Induction of an Epithelial Integrin αvβ6 in Human Cytomegalovirus-Infected Endothelial Cells Leads to Activation of Transforming Growth Factor-β1 and Increased Collagen Production

Department of Cell and Tissue Biology, University of California-San Francisco, 513 Parnassus Avenue, San Francisco, CA 94143-0640, USA.

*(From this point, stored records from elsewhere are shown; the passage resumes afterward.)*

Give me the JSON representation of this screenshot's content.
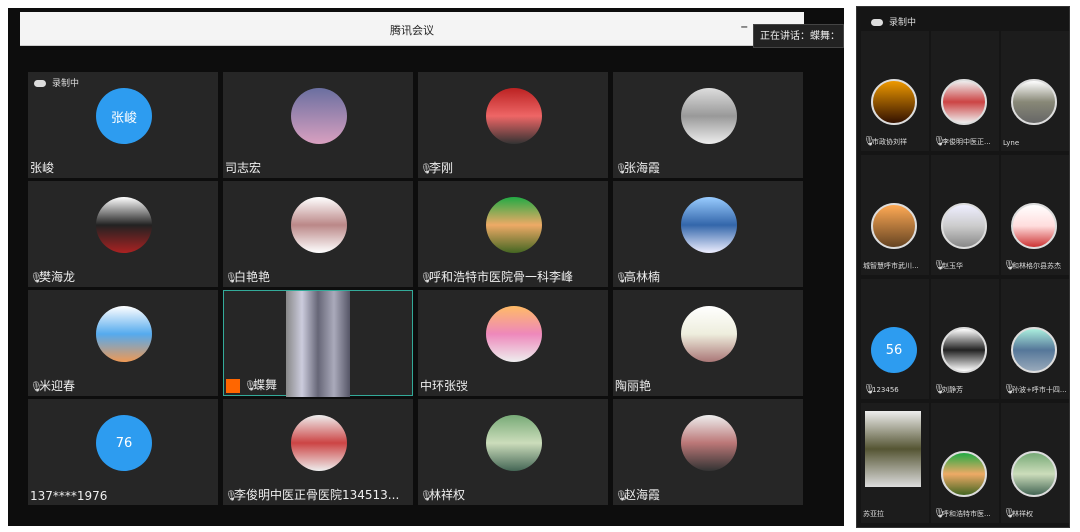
{
  "window": {
    "title": "腾讯会议",
    "minimize": "–",
    "speaking": "正在讲话：蝶舞："
  },
  "recording": "录制中",
  "tiles": [
    {
      "name": "张峻",
      "avatar_text": "张峻",
      "mic": false,
      "grad": "blue"
    },
    {
      "name": "司志宏",
      "mic": false,
      "grad": "linear-gradient(#6a6fa0,#d9a0c0)"
    },
    {
      "name": "李刚",
      "mic": true,
      "grad": "linear-gradient(#b22,#e66,#333)"
    },
    {
      "name": "张海霞",
      "mic": true,
      "grad": "linear-gradient(#ddd,#999,#eee)"
    },
    {
      "name": "樊海龙",
      "mic": true,
      "grad": "linear-gradient(#fff,#222,#a22)"
    },
    {
      "name": "白艳艳",
      "mic": true,
      "grad": "linear-gradient(#fff,#b88,#fff)"
    },
    {
      "name": "呼和浩特市医院骨一科李峰",
      "mic": true,
      "grad": "linear-gradient(#2a4,#ea6,#462)"
    },
    {
      "name": "高林楠",
      "mic": true,
      "grad": "linear-gradient(#9cf,#36a,#eef)"
    },
    {
      "name": "米迎春",
      "mic": true,
      "grad": "linear-gradient(#fff,#5ae,#e95)"
    },
    {
      "name": "蝶舞",
      "mic": true,
      "grad": "video"
    },
    {
      "name": "中环张弢",
      "mic": false,
      "grad": "linear-gradient(#fb6,#e8b,#eee)"
    },
    {
      "name": "陶丽艳",
      "mic": false,
      "grad": "linear-gradient(#fff,#eed,#a77)"
    },
    {
      "name": "137****1976",
      "avatar_text": "76",
      "mic": false,
      "grad": "blue"
    },
    {
      "name": "李俊明中医正骨医院134513...",
      "mic": true,
      "grad": "linear-gradient(#eee,#c44,#eee)"
    },
    {
      "name": "林祥权",
      "mic": true,
      "grad": "linear-gradient(#7a7,#cdb,#465)"
    },
    {
      "name": "赵海霞",
      "mic": true,
      "grad": "linear-gradient(#eee,#b77,#333)"
    }
  ],
  "phone": {
    "recording": "录制中",
    "tiles": [
      {
        "name": "市政协刘祥",
        "mic": true,
        "grad": "linear-gradient(#e90,#310)"
      },
      {
        "name": "李俊明中医正...",
        "mic": true,
        "grad": "linear-gradient(#eee,#c44,#eee)"
      },
      {
        "name": "Lyne",
        "mic": false,
        "grad": "linear-gradient(#fff,#887,#666)"
      },
      {
        "name": "城智慧呼市武川...",
        "mic": false,
        "grad": "linear-gradient(#fa5,#642)"
      },
      {
        "name": "赵玉华",
        "mic": true,
        "grad": "linear-gradient(#eef,#ccc,#888)"
      },
      {
        "name": "和林格尔县苏杰",
        "mic": true,
        "grad": "linear-gradient(#fff,#fdd,#c33)"
      },
      {
        "name": "123456",
        "avatar_text": "56",
        "mic": true,
        "grad": "blue"
      },
      {
        "name": "刘静芳",
        "mic": true,
        "grad": "linear-gradient(#fff,#222,#fff)"
      },
      {
        "name": "孙波+呼市十四...",
        "mic": true,
        "grad": "linear-gradient(#aed,#579,#9ab)"
      },
      {
        "name": "苏亚拉",
        "mic": false,
        "grad": "video"
      },
      {
        "name": "呼和浩特市医...",
        "mic": true,
        "grad": "linear-gradient(#2a4,#ea6,#462)"
      },
      {
        "name": "林祥权",
        "mic": true,
        "grad": "linear-gradient(#7a7,#cdb,#465)"
      }
    ]
  }
}
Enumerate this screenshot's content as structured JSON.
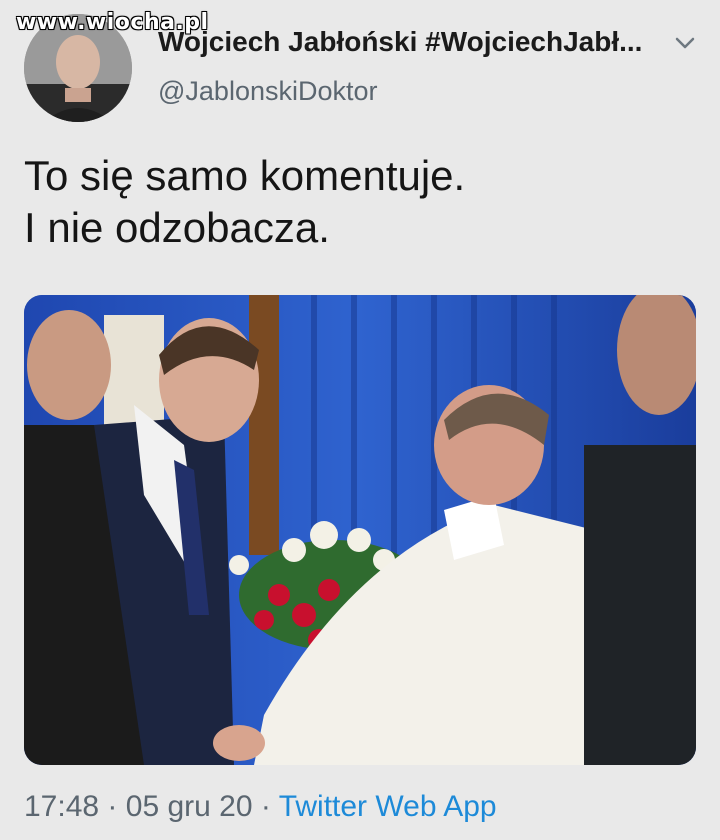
{
  "watermark": "www.wiocha.pl",
  "tweet": {
    "display_name": "Wojciech Jabłoński #WojciechJabł...",
    "handle": "@JablonskiDoktor",
    "text_lines": [
      "To się samo komentuje.",
      "I nie odzobacza."
    ],
    "time": "17:48",
    "separator": "·",
    "date": "05 gru 20",
    "source": "Twitter Web App"
  },
  "icons": {
    "more": "chevron-down-icon"
  },
  "colors": {
    "background": "#e9e9e9",
    "secondary_text": "#5b6670",
    "link": "#1d8ad8"
  }
}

American Journal Of Pathology (Impact Factor: 4.59). 05/2008; 172(4):1127-40. DOI: 10.2353/ajpath.2008.070448
Source: PubMed


Human cytomegalovirus (CMV) infection is a major cause of morbidity in immunosuppressed individuals, and congenital CMV infection is a leading cause of birth defects in newborns. Infection with pathogenic viral strains alters cell-cell and cell-matrix interactions, affecting extracellular matrix remodeling and endothelial cell migration. The multifunctional cytokine transforming growth factor (TGF)-beta1 regulates cell proliferation, differentiation, and extracellular matrix remodeling. Secreted as a latent protein complex, TGF-beta1 requires activation before binding to receptors that phosphorylate intracellular effectors. TGF-beta1 is activated by integrin alphavbeta6, which is strongly induced in the epithelium by injury and inflammation but has not previously been found in endothelial cells. Here, we report that CMV infection induces integrin alphavbeta6 expression in endothelial cells, leading to activation of TGF-beta1, signaling through its receptor ALK5, and phosphorylation of its intracellular effector Smad3. Infection of endothelial cells was also found to stimulate collagen synthesis through a mechanism dependent on both TGF-beta1 and integrin alphavbeta6. Immunohistochemical analysis showed integrin alphavbeta6 up-regulation in capillaries proximal to foci of CMV infection in lungs, salivary glands, uterine decidua, and injured chorionic villi of the placenta, demonstrating both its induction in endothelium and up-regulation in epithelium in vivo. Our results suggest that activation of TGF-beta1 by integrin alphavbeta6 contributes to pathological changes and may impair endothelial cell functions in tissues that are chronically infected with CMV.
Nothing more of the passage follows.